Another ramen dish for today, it seems I fall in love with the warm feeling in the body after eating ramen. But this time is a little bit combo between Japanese and Korean style, where ramen meets kimchi.

Yes, it may be easier to just go out and buy the kimchi-flavored instant ramen, but again, I keep trying to be more healthy and make my own fresh kimchi and use organic ramen so I know there’s no wax in it, and this turned out super awesome.

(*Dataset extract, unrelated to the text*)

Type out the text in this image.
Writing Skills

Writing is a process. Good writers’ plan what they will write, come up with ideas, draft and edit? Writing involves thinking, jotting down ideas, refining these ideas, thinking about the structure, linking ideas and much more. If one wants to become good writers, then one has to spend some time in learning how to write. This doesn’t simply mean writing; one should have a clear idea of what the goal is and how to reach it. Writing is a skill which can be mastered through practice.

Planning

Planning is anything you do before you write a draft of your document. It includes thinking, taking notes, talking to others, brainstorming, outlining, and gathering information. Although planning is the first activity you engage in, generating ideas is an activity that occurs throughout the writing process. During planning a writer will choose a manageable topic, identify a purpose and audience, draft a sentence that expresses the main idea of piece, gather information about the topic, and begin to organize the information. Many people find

Though the kimchi does take over a week to make due to the fermentation process, so you’ll need that ready before you can do this recipe. However, you may want to save work by buying kimchi in stores. I’ve seen kimchi sold in lots of different stores. Those would work just as well as the homemade ones. The main reason is that I don’t know how salty the kimchi that they sell out there is—you may have to add more or less depending.

Again, I recommend using Koyo brand organic ramen, but you can try other ones if you find them. I ordered mine in a box on Amazon.

I didn’t think the ramen here was all that spicy. If you want to make it even hotter, you can try adding more Korean red chili flakes, or even some cayenne pepper.

I love it when scallions are a bit curly, and to do that, you just put it in super freezing water with ice. If you have other toppings you’d like to add, feel free to, such as baked tofu or anything else!

After the kimchi is set, this recipe is super easy to make and takes only about 15 minutes to prepare the entire thing!

Ingredients

  • 3 cups water
  • ½ cup well-fermented kimchi
  • ¼ cup bean sprouts
  • 1 tablespoon white rice wine
  • 1 teaspoon extra light olive oil
  • 1 teaspoon sesame oil
  • 1 teaspoon rice vinegar
  • 1 teaspoon smoked paprika
  • 1 teaspoon low sodium soy sauce
  • ½ teaspoon Korean red chili flakes
  • ¼ teaspoon Himalayan/sea salt
  • A few sprinkles of Szechuan peppercorns
  • 2 packets organic ramen (I used Koyo)

Garnish

  • 1 scallion
  • 1-2 tablespoons well-fermented kimchi

Instructions

  1. Add the 3 cups of water, kimchi, bean sprouts, white rice wine, olive oil, sesame oil, rice vinegar, paprika, soy sauce, Korean red chili flakes, salt, Szechuan peppercorns, and ramen in a small/medium saucepan.
  2. Bring it to a boil, and continue to cook on boiling heat for a total of 8-10 minutes until the ramen is soft to eat.
  3. Meanwhile, slice the scallions into super thin strips and put it in ice water for a few seconds to let it curl up a bit.
  4. Once the ramen is ready, spoon it into one or two bowls, then garnish with the scallion and a tablespoon or two of fresh kimchi.

Enjoy your healthy homemade kimchi ramen!